The Tumor Microenvironment: A Milieu Hindering and Obstructing Antitumor Immune Responses

Abstract

The success of cancer immunotherapy relies on the knowledge of the tumor microenvironment and the immune evasion mechanisms in which the tumor, stroma, and infiltrating immune cells function in a complex network. The potential barriers that profoundly challenge the overall clinical outcome of promising therapies need to be fully identified and counteracted. Although cancer immunotherapy has increasingly been applied, we are far from understanding how to utilize different strategies in the best way and how to combine therapeutic options to optimize clinical benefit. This review intends to give a contemporary and detailed overview of the different roles of immune cells, exosomes, and molecules acting in the tumor microenvironment and how they relate to immune activation and escape. Further, current and novel immunotherapeutic options will be discussed.
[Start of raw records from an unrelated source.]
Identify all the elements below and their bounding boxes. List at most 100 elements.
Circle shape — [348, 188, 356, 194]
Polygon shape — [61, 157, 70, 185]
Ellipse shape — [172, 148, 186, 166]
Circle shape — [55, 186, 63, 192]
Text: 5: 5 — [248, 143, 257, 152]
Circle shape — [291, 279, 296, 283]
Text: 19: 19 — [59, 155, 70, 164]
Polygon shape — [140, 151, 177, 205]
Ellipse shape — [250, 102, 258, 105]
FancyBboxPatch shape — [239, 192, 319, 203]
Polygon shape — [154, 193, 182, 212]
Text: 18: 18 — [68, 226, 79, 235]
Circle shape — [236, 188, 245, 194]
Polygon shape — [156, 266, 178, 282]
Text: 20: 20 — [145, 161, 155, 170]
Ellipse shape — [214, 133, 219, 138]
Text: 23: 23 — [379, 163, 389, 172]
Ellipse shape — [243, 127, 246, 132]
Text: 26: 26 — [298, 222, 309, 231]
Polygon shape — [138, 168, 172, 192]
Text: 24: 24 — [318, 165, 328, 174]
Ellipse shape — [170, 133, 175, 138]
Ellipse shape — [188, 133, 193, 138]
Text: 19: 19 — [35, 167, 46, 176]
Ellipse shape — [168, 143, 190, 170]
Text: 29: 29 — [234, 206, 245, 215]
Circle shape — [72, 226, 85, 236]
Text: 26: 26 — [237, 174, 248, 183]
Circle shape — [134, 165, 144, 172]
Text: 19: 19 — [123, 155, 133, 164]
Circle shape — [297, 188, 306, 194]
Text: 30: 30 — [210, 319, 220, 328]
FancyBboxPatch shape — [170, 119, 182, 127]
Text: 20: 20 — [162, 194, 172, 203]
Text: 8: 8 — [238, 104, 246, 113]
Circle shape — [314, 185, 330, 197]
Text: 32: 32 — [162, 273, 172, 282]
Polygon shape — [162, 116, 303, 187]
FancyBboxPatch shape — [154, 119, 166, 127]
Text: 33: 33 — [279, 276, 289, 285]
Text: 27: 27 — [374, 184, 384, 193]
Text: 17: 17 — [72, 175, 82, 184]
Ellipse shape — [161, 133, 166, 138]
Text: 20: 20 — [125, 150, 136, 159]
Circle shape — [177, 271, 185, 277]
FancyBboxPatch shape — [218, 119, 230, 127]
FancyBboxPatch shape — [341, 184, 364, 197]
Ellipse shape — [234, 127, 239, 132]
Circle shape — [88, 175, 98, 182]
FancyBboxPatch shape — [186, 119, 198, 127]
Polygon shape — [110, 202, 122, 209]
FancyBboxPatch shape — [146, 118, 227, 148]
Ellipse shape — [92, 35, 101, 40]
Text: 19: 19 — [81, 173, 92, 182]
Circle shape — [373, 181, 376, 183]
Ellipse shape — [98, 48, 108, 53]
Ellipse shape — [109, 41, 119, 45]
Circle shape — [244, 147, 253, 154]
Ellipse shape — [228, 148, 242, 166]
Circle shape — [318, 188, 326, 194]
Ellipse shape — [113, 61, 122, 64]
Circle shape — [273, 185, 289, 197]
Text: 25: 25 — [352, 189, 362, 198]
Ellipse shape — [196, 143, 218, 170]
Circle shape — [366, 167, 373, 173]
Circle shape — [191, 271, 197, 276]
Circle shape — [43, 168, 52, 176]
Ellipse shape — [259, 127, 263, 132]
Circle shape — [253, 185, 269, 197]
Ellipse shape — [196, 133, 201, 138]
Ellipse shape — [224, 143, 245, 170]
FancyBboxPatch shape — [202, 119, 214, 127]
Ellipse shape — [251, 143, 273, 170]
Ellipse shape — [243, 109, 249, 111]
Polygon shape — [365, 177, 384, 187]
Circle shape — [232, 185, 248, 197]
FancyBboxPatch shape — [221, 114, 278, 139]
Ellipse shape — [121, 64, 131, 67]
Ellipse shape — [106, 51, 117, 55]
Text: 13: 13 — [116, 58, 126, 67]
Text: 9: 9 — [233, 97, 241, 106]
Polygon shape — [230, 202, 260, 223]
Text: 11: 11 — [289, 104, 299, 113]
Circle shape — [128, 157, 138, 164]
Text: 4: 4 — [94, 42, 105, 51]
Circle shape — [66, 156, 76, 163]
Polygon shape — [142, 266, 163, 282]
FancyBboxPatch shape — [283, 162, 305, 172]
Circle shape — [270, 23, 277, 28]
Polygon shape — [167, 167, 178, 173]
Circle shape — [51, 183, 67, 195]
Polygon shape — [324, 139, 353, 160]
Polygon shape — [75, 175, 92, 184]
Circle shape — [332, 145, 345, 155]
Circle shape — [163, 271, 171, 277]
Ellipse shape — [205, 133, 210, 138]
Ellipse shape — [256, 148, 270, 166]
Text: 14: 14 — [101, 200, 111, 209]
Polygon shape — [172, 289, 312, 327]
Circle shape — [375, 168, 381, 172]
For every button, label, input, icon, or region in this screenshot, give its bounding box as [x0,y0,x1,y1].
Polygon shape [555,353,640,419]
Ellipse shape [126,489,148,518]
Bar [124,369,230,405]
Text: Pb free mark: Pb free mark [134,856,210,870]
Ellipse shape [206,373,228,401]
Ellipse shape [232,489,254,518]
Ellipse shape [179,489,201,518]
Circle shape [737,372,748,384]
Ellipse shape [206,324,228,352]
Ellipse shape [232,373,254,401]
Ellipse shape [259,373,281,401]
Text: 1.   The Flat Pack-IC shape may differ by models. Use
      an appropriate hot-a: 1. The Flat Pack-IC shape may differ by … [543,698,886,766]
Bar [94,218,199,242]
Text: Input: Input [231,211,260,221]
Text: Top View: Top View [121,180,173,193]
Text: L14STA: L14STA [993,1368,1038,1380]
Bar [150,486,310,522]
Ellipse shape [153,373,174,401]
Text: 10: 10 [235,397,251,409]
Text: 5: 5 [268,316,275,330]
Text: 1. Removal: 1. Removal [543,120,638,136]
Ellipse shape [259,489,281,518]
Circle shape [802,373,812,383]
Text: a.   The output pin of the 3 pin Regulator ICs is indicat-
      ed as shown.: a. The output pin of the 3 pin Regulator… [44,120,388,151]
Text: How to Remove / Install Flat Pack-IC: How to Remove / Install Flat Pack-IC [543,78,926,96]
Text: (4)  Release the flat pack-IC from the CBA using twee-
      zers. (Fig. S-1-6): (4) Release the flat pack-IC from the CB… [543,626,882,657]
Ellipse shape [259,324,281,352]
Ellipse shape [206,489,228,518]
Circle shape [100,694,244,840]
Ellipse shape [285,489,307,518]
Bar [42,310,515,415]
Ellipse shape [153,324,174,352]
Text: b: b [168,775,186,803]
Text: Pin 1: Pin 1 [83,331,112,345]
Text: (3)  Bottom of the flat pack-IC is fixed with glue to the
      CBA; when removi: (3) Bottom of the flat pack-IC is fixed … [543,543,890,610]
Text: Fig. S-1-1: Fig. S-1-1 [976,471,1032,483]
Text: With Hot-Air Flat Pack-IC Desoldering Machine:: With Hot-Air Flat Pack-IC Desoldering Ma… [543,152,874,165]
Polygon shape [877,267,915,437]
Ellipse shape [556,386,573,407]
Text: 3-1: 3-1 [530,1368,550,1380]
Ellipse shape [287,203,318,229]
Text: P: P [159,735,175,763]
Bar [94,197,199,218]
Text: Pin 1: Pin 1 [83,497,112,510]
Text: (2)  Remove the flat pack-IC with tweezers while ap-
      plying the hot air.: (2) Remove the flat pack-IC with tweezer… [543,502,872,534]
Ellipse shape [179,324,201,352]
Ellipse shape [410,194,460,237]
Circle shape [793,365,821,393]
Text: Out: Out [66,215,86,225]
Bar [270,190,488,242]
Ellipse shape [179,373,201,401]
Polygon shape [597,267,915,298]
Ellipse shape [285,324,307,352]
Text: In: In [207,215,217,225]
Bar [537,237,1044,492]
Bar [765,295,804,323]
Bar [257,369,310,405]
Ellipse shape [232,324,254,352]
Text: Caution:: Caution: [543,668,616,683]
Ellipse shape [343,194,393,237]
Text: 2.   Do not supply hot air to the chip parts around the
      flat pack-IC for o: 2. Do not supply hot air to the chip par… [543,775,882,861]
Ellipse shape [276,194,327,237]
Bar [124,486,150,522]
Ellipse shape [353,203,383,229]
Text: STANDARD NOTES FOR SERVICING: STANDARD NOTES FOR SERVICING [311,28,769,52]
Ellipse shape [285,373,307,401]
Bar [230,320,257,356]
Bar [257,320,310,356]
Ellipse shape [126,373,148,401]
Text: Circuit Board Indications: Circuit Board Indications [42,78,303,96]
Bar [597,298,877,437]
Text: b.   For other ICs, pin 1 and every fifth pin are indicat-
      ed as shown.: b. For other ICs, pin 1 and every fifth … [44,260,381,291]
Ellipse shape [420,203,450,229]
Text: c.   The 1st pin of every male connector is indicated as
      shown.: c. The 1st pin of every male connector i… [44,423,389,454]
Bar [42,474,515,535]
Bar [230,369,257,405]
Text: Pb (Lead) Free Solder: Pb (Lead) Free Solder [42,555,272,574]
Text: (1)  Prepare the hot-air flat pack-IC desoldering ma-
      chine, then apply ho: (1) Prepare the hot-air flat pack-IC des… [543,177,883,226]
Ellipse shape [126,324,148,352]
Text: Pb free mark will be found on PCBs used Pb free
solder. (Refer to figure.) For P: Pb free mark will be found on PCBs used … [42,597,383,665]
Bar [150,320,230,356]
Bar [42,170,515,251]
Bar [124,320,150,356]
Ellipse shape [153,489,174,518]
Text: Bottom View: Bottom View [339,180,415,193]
Keywords: antitumor; immune cells; immune response; immunosuppression; tumor; tumor microenvironment.

Figure 1

An overview of tumor microenvironment. In the immunosuppressive TME, malignant cells debilitate the antitumor immune responses through secretion of offensive and detrimental molecules, collaboration with cancer-associated stromal cells, and exploit immune scape mechanisms to outwit the immune cells. Tumor cells alter their milieu by lowering pH and glucose but high production of VEGF, non-classical HLA class I, death ligands such as FasL and TRAIL, anti-inflammatory cytokines, and metabolites such as IDO, ROS, RNS, ONOO⁻, and NO. These molecules can not only inhibit the immune cells but also elicit the stroma cells and facilitate tumor development. The cancer-associated stroma cells favor tumor cells by suppressing the immune responses and even induce each other. Tregs are capable to inhibit effector immune cells, eosinophils, basophils, and mast cells. Mast cells themselves induce MDSCs by releasing histamine. Tregs also stimulate tDC via IL-10 and impose M1-TAM polarization into M2-type. In turn, M2-TAMs eliminate effector cells via non-classical HLA class I, arginase I, IL-10, TGF-β, and PD-L1. In addition, MDSCs hinder effector cells by releasing arginase I, and metabolites such as IDO, ROS, ONOO⁻, and iNOS. TANs are other players that eliminate CD8+ T cells. The condition becomes more complicated with CAFs that promote angiogenesis, tumor growth, and invasion.

Figure 2

Tumor-cell escape and NK cell-mediated cytotoxicity. Tumor cell-released immunosuppressive exosomes expressing surface NKG2DLs impair the NK cell-mediated recognition and cytotoxicity. The exsosomes released by tumor cells internally carry the DNAM-1 ligands therefore they are not capable to bind the DNAM-1, leaving this activating receptor free to bind to its correlated ligands on tumor cells and kill them through apoptosis due to releasing perforin and granzyme B. EOC, epithelial ovarian cancer.

Figure 3

The effect of exosomes in a niche of tumor microenvironment. Different cell types and cancer cells crosstalk in tumor via EVs. In the TME, cancer-associated stroma cells promote tumor progression via exosomes. Tumor cell-derived exosomes inhibit NK cells, and T cells, elicit MDSC expansion and Treg suppressive function, stimulate angiogenesis, and metastasis, and polarize macrophages and neutrophils into TAMs and TANs, respectively. Malignant cells also receive support via exosomes released by cancer-associated stromal cells. However, exosomes released by NK cells induce tumor cell apoptosis through cytotoxicity function.